Assuming eight hours for sleep, no one can possibly eat continuously for sixteen hours every day indefinitely. The family must take it in turns to host the meal while the guests change every three months or so. There must also be intervals, as at the theatre, when guests can attend to other business using computer consoles either set in the table or just behind where they sit or can stretch their legs by strolling around the Lyonid mansion and garden.

Tolkien's Hobbits eat seven meals a day, I think. If these were spaced out through the day, they might just provide enough instalments for a perpetual banquet.

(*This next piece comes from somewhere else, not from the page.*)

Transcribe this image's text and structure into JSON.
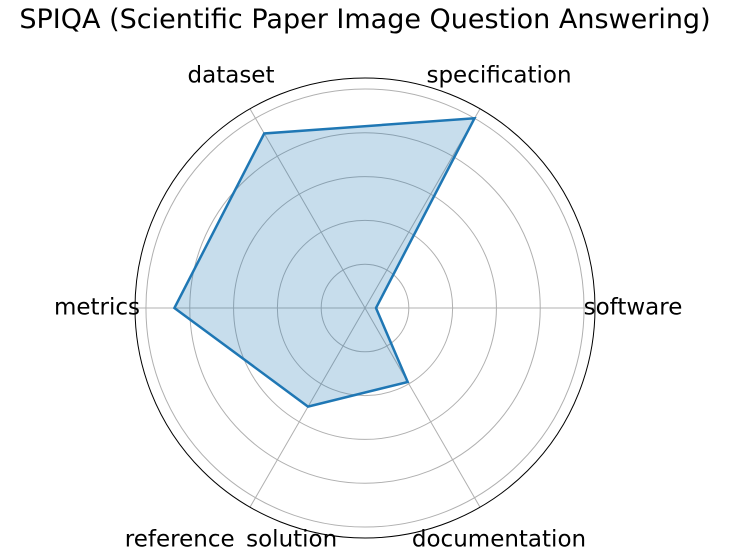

8.00: rise, butler brings cup of tea.
9.00-10.00: breakfast.
10.00-11.00: second breakfast.
11.00-12.00: elevenses.
12.00-14.00: lunch.
14.00-16.00: buffet snacks available from tables set around the dining hall walls.
16.00-17.00: afternoon tea.
17.00-18.00: buffet snacks as above.
18.00-20.00: dinner.
20.00-22.00: buffet snacks available in the bar.
22.00-23.30: supper.
24.00: retire.

By eating and drinking sparingly while concentrating on enjoying the conversation and no doubt also entertainment provided, a guest might survive for a few months, as Flandry does.

Sunday, 3 June 2012

Flandry's Life

"The Game of Glory" gives a unique account of Dominic Flandry's life over a period of two or more years, not just during a single incident or assignment.

During this period, Flandry:

has a first encounter with the Merseian agent A'u on the frontier planet Conjumar in the Spican province;

dispatches agents who search, unsuccessfully, for the escaped A'u on nearby planets;

has a first encounter with the Merseian agent Aycharaych in the Betelgeusean system;

infiltrates the Merseian Rhoidunate;

there finds an uninhabited terrestroid planet set aside as an aristocratic hunting preserve where the Terran Navy then builds an advanced base;

has leave on Terra where he spends three months at the Lyonid family's perpetual banquet, then fights a duel;

returns to Spica;

is involved in the conquest of the planet Brae where a clue enables him to track down A'u on the planet Nyanza.

We wish that the Flandry series had provided more such details.